The Eastern European Construction Forecasting Association (EECFA) has released its Winter Construction Forecast Report, which anticipates a fall in both the Southeast and Eastern regions of Europe in 2023.

Damaged buildings in the city of Borodianka, Ukraine. (Photo: AdobeStock)

The report points out, however, that the forecast 3% drop for the Southeast region between now and 2024, comes on the back of five years of output growth.

Output in Eastern Europe, on the other hand, reached its peak in 2018, and had fallen approximately 10% from that peak even before Russia’s invasion of Ukraine.

Since that time, EECFA – which analyses the construction markets of 8 Eastern European countries – has not issued an forecasts for Ukraine itself. 

Nonetheless, in what it describes as a ‘tragedy’ for Eastern European construction, the organisation predicts that the region (without Ukraine) will reach its bottom in 2023.

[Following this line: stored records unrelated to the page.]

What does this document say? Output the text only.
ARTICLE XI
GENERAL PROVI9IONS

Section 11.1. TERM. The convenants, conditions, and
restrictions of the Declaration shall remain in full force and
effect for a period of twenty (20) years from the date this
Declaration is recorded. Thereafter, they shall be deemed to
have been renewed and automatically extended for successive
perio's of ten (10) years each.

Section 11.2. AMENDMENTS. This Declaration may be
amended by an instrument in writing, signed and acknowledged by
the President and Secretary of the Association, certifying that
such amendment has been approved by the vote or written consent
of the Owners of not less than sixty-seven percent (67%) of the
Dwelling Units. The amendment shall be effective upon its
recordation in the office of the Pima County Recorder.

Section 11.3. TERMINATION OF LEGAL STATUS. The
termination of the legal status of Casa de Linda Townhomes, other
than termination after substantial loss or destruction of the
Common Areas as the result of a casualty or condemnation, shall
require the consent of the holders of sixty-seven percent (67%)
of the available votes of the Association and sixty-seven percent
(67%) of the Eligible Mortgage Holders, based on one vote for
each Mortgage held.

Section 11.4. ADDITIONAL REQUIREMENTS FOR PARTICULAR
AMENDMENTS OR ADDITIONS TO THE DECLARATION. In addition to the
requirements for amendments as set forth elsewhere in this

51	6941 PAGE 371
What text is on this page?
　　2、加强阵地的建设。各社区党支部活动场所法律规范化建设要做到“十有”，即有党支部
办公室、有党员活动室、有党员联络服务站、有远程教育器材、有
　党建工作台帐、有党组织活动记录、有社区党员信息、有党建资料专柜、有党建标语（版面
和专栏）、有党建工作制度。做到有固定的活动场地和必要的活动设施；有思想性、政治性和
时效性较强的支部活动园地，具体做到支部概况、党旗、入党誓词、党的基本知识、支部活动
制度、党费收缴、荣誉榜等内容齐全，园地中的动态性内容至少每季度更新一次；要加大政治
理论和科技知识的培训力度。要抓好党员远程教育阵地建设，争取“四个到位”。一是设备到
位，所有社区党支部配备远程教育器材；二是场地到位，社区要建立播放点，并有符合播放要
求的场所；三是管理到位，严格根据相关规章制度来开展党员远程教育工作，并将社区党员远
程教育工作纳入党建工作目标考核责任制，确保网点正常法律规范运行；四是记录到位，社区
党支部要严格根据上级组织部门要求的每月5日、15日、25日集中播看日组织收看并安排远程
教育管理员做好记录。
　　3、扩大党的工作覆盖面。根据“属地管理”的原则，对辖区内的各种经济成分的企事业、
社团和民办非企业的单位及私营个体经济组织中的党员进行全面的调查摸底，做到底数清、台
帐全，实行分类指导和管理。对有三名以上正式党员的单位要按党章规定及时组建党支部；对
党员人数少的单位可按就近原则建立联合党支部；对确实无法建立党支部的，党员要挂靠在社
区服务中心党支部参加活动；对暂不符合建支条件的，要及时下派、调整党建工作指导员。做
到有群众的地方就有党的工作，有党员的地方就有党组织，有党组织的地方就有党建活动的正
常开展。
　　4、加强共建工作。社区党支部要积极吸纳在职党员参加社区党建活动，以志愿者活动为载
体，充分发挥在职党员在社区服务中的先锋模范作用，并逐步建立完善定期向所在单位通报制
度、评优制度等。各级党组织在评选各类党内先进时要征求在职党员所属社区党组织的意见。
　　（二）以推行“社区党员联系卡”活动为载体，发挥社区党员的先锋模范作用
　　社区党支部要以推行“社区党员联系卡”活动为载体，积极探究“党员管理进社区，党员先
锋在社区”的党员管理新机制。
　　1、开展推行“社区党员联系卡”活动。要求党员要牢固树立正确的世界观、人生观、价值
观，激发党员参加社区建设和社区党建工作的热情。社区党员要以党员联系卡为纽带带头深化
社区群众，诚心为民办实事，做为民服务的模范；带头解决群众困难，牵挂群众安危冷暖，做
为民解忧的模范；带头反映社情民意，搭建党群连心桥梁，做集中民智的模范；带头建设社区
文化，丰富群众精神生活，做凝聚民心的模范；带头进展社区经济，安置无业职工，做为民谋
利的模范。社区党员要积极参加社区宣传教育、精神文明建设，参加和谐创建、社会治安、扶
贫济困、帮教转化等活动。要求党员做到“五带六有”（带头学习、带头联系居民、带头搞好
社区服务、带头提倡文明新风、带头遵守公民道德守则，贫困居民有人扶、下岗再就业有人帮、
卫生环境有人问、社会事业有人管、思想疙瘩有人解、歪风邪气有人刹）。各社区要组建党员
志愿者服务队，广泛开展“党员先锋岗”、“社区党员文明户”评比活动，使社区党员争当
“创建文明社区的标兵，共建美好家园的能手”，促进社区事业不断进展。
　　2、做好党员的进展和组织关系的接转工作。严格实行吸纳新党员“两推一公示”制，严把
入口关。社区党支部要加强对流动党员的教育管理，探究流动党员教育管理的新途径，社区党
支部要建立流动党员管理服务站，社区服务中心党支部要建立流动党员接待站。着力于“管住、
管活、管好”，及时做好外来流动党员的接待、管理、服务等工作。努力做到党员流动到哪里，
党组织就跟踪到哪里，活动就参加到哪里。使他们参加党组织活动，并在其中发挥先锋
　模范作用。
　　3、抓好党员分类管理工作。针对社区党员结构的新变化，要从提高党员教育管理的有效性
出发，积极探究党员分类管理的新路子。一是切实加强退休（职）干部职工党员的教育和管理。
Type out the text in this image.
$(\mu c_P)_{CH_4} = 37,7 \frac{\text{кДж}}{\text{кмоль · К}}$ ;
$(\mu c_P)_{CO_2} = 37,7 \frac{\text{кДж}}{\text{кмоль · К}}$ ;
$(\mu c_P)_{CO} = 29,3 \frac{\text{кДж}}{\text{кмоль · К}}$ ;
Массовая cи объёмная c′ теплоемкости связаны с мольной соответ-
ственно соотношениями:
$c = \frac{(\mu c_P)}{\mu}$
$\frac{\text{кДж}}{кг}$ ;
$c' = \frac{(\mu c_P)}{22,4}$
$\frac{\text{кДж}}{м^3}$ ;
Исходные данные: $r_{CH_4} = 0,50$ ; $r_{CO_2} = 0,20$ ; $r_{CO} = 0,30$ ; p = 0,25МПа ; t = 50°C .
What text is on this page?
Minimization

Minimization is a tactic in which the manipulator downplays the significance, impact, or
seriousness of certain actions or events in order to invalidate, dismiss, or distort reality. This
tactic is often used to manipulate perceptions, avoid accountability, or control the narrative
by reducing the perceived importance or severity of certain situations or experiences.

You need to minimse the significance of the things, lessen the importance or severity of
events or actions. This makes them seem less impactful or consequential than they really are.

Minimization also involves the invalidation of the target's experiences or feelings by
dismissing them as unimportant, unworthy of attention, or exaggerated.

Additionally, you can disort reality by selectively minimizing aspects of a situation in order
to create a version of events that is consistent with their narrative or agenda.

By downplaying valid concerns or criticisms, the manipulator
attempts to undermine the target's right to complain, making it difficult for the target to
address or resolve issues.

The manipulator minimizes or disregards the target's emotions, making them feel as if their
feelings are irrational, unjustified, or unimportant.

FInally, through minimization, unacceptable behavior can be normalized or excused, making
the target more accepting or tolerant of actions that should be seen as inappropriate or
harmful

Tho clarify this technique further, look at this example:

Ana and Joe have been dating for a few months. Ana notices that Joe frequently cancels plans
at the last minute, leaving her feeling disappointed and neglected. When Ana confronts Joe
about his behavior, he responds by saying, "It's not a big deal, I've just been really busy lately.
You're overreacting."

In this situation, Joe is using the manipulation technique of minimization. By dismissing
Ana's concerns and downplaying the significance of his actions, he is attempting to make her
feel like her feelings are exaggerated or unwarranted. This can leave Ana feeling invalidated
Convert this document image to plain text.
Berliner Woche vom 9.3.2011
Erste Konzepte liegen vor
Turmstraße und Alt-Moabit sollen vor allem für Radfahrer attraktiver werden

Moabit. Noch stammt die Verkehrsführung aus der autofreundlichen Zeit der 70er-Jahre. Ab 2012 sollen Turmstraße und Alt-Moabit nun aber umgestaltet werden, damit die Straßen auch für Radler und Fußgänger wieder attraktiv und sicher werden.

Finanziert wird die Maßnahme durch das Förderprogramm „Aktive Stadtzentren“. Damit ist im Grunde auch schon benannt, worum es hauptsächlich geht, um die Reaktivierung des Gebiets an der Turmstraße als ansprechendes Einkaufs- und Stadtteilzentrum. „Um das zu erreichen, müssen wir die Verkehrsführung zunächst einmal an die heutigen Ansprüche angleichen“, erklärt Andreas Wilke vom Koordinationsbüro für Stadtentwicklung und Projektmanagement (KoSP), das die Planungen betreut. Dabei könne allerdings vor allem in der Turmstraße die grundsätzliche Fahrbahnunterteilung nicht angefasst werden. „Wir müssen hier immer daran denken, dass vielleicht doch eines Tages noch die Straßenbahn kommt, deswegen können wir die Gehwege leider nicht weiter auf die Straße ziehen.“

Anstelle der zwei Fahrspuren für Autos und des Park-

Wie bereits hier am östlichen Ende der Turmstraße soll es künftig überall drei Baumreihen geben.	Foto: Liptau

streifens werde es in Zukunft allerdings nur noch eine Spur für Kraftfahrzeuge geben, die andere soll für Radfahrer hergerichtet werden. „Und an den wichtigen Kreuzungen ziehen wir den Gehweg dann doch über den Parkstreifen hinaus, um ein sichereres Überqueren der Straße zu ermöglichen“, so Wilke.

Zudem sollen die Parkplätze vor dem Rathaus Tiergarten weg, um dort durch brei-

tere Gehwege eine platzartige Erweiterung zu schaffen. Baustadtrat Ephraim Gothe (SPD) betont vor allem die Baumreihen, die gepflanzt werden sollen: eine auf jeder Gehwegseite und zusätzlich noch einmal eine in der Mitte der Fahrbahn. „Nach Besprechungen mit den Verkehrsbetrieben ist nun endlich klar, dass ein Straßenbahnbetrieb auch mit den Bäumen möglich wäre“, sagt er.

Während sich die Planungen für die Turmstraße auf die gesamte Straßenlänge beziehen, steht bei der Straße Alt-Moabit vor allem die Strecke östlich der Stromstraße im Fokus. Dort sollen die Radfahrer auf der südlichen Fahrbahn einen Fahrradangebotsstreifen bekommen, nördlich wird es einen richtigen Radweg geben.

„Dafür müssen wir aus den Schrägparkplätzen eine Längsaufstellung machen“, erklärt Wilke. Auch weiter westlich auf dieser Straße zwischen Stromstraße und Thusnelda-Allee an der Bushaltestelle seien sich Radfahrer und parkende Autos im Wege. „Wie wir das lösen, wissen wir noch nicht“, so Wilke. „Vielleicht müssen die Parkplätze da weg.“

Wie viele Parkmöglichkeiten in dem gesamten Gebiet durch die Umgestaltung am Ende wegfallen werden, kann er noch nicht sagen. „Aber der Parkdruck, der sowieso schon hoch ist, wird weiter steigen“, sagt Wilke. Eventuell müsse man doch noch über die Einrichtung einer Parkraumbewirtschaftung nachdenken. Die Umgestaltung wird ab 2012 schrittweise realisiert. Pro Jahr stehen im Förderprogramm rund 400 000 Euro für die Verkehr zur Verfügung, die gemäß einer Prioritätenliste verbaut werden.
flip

Looking at individual countries, the EECFA report highlights Romania as likely to experience a significant fall in output of 10% by 2024.

Conversely, Bulgaria is expected to see a growth in its construction market by the end of the year, which is set to continue in 2023 and 2024, at funding from the EU’s Recovery and Resilience Plan ramps up.

As for Ukraine, EECFA points remarks on the huge task ahead for the country’s rebuilding, with 74.1 million m2 of housing so far damaged or destroyed during the conflict, which represents 7.3% of the total housing stock.